Human brain activity is based on electrochemical processes, which can only be measured invasively. For this reason, induced quantities such as magnetic flux density (via MEG) or electric potential differences (via EEG) are measured non-invasively in medicine and research. The reconstruction of the neuronal current from the measurements is a severely ill-posed problem though the visualization of the cerebral activity is one of the main tools in brain science and diagnosis.
Using an isotropic multiple-shell model for the geometry of the human head
and a quasi-static approach for modelling the electro-magnetic processes, a singular-value decomposition of the continuous forward operator between infinite-dimensional Hilbert spaces is derived. Due to a full characterization of the operator null space, it is revealed that only the harmonic and solenoidal component of the neuronal current affects the measurements. Uniqueness of the problem can be achieved by a minimum-norm condition. The instability of the inverse problem caused by exponentially decreasing singular values requires a stable and robust regularization method.

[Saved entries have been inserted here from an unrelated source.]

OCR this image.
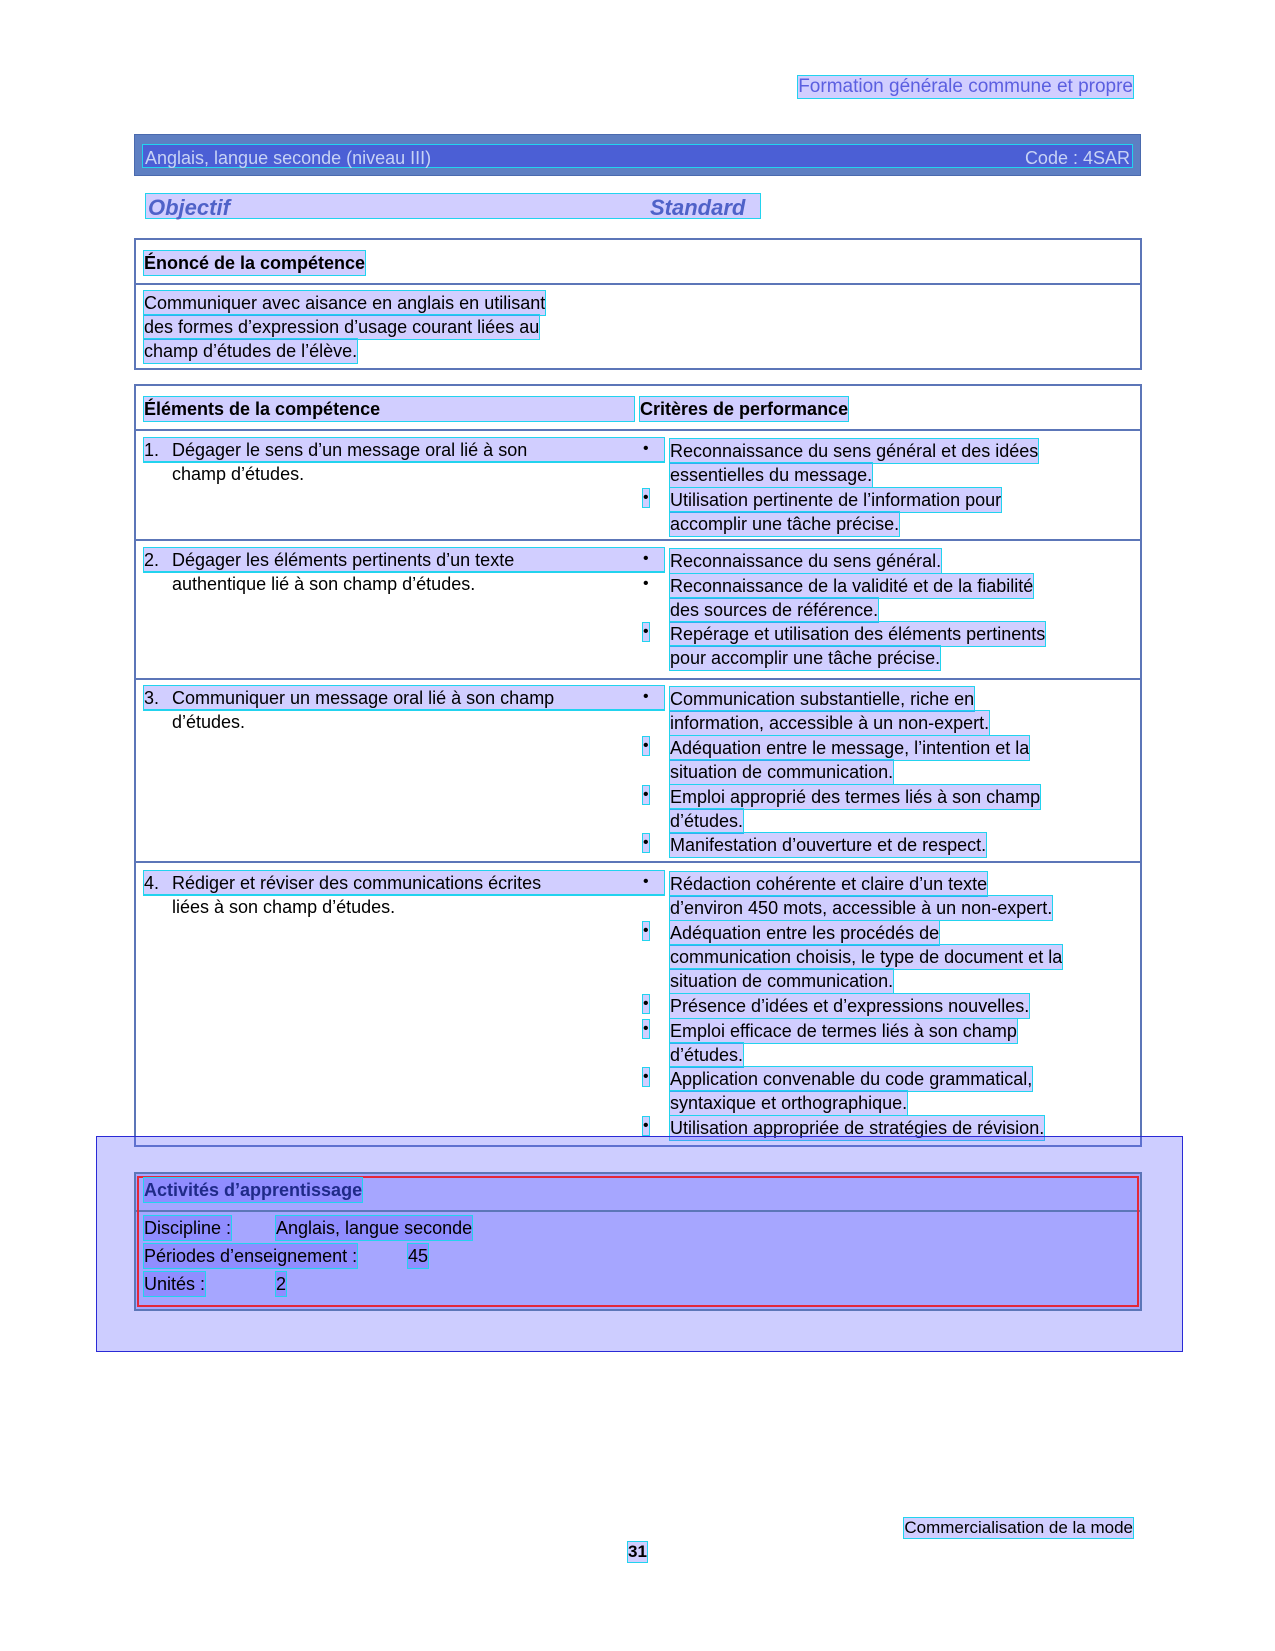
Formation générale commune et propre
Anglais, langue seconde (niveau III)	Code : 4SAR
Objectif	Standard
Énoncé de la compétence
Communiquer avec aisance en anglais en utilisant
des formes d’expression d’usage courant liées au
champ d’études de l’élève.
Éléments de la compétence	Critères de performance
1. Dégager le sens d’un message oral lié à son
champ d’études.
• Reconnaissance du sens général et des idées
essentielles du message.
• Utilisation pertinente de l’information pour
accomplir une tâche précise.
2. Dégager les éléments pertinents d’un texte
authentique lié à son champ d’études.
• Reconnaissance du sens général.
• Reconnaissance de la validité et de la fiabilité
des sources de référence.
• Repérage et utilisation des éléments pertinents
pour accomplir une tâche précise.
3. Communiquer un message oral lié à son champ
d’études.
• Communication substantielle, riche en
information, accessible à un non-expert.
• Adéquation entre le message, l’intention et la
situation de communication.
• Emploi approprié des termes liés à son champ
d’études.
• Manifestation d’ouverture et de respect.
4. Rédiger et réviser des communications écrites
liées à son champ d’études.
• Rédaction cohérente et claire d’un texte
d’environ 450 mots, accessible à un non-expert.
• Adéquation entre les procédés de
communication choisis, le type de document et la
situation de communication.
• Présence d’idées et d’expressions nouvelles.
• Emploi efficace de termes liés à son champ
d’études.
• Application convenable du code grammatical,
syntaxique et orthographique.
• Utilisation appropriée de stratégies de révision.
Activités d’apprentissage
Discipline : Anglais, langue seconde
Périodes d’enseignement :	45
Unités :	2
Commercialisation de la mode
31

The few available measurements per time step ($\approx 100$) are irregularly distributed with larger gaps in the facial area. On these grounds, a vector spline method for regularized functional inverse problems based on reproducing kernel Hilbert spaces is derived for dealing with these difficulties. Combined with several parameter choice methods, numerical results are shown for synthetic test cases with and without additional Gaussian white noise. The relative normalized root mean square error of the approximation as well as the relative residual do not exceed the noise level. Finally, also results for real data are demonstrated. They can be computed with only a short delay time and are reasonable with respect to physiological expectations.